Apparently I'm not as savvy as I should be and this has been sitting in draft form for four days now, so I appologize, but it is totally worth the wait!
After all the 'work' of a cycle, and it is WORK, what do you do with the left over embryos? Freeze them should something happen? Have another? Donate them to a couple? Donate them to science? Have them destroyed? It's an individual choice, and I'm not here to judge, but I heard this --what I found to be-- a totally hilarious IVF story the other day. It may be religiously offensive to some, so feel free to have your own opinion--as I have mine--but please don't send me hate mail.

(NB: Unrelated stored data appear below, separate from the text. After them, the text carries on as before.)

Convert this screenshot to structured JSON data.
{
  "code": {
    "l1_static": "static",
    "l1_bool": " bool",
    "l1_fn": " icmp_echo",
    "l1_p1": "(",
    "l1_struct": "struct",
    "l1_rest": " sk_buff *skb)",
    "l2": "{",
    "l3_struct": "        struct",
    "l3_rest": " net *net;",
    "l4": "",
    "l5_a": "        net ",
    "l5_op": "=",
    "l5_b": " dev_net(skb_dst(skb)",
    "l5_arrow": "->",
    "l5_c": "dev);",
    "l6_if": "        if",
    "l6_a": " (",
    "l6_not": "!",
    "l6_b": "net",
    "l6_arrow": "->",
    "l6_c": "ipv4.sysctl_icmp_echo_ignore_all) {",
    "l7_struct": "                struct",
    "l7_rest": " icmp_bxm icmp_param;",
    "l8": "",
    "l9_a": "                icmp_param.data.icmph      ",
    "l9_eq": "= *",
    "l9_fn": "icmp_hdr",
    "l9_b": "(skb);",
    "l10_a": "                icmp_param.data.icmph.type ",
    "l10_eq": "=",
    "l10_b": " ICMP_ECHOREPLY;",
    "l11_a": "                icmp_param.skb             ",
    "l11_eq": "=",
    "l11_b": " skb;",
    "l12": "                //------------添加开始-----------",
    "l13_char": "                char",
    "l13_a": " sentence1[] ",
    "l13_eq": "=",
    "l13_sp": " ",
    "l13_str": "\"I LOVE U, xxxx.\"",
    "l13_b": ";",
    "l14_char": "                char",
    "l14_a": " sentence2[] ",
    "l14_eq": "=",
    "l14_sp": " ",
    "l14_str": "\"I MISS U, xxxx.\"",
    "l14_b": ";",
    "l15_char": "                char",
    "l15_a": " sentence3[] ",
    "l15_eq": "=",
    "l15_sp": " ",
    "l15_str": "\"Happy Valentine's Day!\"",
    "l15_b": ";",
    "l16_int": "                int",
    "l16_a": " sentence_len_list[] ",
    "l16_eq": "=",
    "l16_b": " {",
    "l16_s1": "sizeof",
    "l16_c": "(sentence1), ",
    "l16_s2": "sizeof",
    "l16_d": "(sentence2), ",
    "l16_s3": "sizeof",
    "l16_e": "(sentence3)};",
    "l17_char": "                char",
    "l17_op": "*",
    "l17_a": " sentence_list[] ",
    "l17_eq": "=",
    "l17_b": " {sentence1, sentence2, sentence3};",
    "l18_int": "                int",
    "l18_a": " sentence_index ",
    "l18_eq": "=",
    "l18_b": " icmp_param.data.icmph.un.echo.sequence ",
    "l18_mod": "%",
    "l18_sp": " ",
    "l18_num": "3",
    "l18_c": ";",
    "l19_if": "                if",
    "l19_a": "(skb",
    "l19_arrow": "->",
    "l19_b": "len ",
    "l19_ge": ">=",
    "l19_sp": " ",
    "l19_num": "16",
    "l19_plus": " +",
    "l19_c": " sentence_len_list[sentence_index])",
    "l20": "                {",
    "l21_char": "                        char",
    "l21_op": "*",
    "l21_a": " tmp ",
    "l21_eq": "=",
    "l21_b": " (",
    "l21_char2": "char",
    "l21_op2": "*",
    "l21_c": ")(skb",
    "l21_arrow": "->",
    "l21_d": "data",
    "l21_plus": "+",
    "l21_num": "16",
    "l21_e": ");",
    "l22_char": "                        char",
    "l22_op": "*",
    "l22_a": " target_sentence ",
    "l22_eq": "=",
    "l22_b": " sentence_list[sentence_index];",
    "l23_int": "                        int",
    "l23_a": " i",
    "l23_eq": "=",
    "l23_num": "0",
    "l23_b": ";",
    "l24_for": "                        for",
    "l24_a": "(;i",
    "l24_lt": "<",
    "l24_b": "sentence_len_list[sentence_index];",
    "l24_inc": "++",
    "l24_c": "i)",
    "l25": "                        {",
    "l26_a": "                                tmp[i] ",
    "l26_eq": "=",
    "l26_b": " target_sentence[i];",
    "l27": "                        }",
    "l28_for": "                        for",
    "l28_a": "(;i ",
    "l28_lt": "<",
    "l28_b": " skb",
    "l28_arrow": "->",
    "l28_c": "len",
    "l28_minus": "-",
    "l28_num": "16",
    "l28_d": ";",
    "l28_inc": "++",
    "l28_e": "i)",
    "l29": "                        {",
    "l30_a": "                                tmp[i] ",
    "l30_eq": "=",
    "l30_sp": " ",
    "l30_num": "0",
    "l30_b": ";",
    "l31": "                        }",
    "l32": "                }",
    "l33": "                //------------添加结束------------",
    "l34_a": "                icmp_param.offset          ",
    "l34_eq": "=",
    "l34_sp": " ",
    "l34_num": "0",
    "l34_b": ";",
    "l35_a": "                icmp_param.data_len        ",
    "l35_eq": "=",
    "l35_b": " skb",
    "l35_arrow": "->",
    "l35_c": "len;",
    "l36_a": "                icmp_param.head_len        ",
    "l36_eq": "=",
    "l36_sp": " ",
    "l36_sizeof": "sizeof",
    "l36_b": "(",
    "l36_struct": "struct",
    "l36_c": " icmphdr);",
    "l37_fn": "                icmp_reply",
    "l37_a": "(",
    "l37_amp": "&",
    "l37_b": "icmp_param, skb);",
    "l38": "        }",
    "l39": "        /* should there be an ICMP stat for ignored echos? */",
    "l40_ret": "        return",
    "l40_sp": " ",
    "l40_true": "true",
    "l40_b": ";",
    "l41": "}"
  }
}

Here goes my retell of her ordeal:
So this couple has been married for a few years and decides to wait to have children--you know the deal. They get pregnant with the first one no problemo. And a few years later, while living in New Mexico, they start to plan for baby number two.
But of course baby number two doesn't come that easily so they seek help from an IVF clinic. After a few treatments, and several thousand dollars, they become successfully pregnant with twin boys who were delivered and are loved so deeply.
But the husband and wife had a dilemma--what to do the the remaining 10 frozen embryos? They couldn't decide, so they paid the storage fee monthly. And months turned into five years, and the couple knew they needed to make a decision.
They decided not to have another baby, as they loved the three they had, but knew they would not be able to care for 5, 7 or 10.
The couple did not feel comfortable donating their embryos to another family and the State of NM made it so difficult post fertilization to make that happen anyway.
The couple decided to the donate them to science, but the State did not allow that (this is 2009).
Finally, the couple was left to having them destroyed. The clinic mandated they undergo counseling and during counseling, the couple learned that the State did not actually destroy the embryos. Instead thy signed them out to the owners to destroy.
So, one day, the husband went to the clinic and showed his ID, and just like checking out a library book, he was handed over 10 straws each containing an embryo as they were frozen.
The man stuck the straws in his pocket and drove home. He got home and handed the wife the straws. They had a moment together and,not knowing what to do with them, she stuck them in a pencil cup holder.
Every day she looked at them. She thought of her twin boys and the love she had for them. She then thought of the mound of laundry, the diapers, the need she had to work, and the thought of daycare. And then their dog died just a few days later.
They brought home the ashes of the dog and decided to take the beloved family member on one last walk through the desert and thought that was also the best way to return the embryos to mother nature. They set out with all the children and strolled along, spreading ashes. One of the boys got hungry and tried to drink from an embryo straw. And so the family decided that it was time to say goodbye to the embryos, move on from that difficult journey, and focus on the current travels their adventure was taking them on.